Agronomes 14 novembre 2025

L’Ordre des agronomes ne s’estime plus capable de protéger adéquatement le public

SAINT-HYACINTHE – Le président de l’Ordre des agronomes du Québec (OAQ), Michel Montpetit, presse le gouvernement provincial de moderniser la Loi sur les agronomes rapidement, sans quoi il craint une catastrophe.

Michel Montpetit
Michel Montpetit

« Nous ne sommes plus en mesure d’être une garantie de protection adéquate pour les citoyens : nos moyens sont limités, et nos mécanismes de protection, inapplicables. […] Est-ce qu’il faut qu’il arrive quelque chose de grave et que les médias s’en saisissent pour que le gouvernement bouge? » a-t-il lancé pendant son discours de clôture du congrès annuel des agronomes, le 11 novembre, à Saint-Hyacinthe.

Le principal problème, a-t-il expliqué par la suite, est que l’agriculture a beaucoup évoluée depuis 1973, année d’adoption de Loi sur les agronomes. Or, dans le contexte plus diversifié et spécialisé du secteur agricole contemporain, le cadre législatif n’est plus efficace pour intervenir en cas de manquement professionnel d’un membre, déplore l’OAQ. Celle-ci dit d’ailleurs être engagée dans plusieurs batailles juridiques « coûteuses », alors que des plaintes déposées par le syndic de l’Ordre pour des manquements professionnels sont contestées par les agronomes visés. « Le manque de clarté de la Loi, et le fait que l’acte agronomique ne soit actuellement reconnu qui si la rémunération est versée directement à l’agronome, font en sorte que la jurisprudence se bâtit actuellement contre l’Ordre », affirme M. Montpetit, en entrevue avec La Terre. « Un client qui ne paierait pas directement les services d’un agronome, mais une entreprise, pour un service qui inclut ceux d’un agronome salarié, n’aurait donc plus aucun recours auprès de l’Ordre en cas de manquement », donne-t-il en exemple. 

Une situation qui risque de miner la crédibilité de la profession, en plus de compromettre la protection du public, selon le président de l’Ordre, qui réitère l’urgence de réformer la Loi. Entre autres suggestions, l’OAQ aimerait voir le champ d’exercice de l’agronome et les actes réservés mieux définis, un aspect défaillant présentement. Elle demande également de moderniser le code de déontologie pour qu’il soit applicable à tous les agronomes. 
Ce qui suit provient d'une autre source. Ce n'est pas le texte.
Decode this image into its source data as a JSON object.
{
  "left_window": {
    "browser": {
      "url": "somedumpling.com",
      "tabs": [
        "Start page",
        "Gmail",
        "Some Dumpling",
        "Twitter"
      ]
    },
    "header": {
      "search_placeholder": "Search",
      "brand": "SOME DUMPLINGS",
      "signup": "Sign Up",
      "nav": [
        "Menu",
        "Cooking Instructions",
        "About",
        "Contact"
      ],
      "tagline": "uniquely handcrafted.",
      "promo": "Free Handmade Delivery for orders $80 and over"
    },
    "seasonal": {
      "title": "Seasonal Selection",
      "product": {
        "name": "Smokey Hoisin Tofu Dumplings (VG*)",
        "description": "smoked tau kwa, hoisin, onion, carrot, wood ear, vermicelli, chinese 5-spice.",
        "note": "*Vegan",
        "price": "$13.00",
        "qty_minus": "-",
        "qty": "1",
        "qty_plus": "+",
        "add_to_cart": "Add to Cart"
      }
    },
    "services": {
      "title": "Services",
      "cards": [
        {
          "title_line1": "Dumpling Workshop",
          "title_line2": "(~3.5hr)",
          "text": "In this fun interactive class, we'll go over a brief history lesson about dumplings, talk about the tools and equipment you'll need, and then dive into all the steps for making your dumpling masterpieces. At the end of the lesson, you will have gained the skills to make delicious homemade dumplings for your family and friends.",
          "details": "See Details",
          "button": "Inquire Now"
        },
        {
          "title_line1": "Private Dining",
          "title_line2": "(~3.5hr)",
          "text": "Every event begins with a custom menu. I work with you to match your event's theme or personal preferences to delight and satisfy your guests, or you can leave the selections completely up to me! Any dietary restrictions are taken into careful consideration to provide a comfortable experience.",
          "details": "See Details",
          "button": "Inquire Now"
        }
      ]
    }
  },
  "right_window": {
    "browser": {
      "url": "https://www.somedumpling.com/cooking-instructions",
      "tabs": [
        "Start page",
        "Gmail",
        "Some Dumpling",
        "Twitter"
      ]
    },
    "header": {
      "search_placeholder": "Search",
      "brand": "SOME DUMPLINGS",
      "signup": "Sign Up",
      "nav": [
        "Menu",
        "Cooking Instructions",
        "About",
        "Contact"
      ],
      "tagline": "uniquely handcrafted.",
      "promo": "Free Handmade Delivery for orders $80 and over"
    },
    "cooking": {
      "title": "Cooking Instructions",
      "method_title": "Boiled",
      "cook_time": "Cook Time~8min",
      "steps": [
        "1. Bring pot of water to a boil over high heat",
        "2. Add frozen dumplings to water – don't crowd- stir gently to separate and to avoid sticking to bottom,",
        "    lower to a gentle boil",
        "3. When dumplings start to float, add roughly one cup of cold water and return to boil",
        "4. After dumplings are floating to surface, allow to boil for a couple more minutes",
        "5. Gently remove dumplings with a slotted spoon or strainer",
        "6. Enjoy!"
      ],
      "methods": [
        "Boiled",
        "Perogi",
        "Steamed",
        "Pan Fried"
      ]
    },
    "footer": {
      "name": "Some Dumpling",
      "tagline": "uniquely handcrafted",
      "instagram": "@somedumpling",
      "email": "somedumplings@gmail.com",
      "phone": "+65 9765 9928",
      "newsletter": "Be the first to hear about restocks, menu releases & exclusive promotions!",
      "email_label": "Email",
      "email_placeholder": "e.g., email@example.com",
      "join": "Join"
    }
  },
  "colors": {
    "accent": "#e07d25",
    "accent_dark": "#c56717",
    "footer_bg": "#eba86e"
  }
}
« On dit que la loi, c’est la loi, mais si la loi est mal écrite, on fait quoi? » questionne M. Montpetit, qui souhaite que le ministère de l’Agriculture, des Pêcheries et de l’Alimentation du Québec (MAPAQ) priorise le dossier. Le compte à rebours est toutefois commencé, puisque les prochaines élections provinciales, prévues dans un an, pourraient encore une fois repousser les délais. 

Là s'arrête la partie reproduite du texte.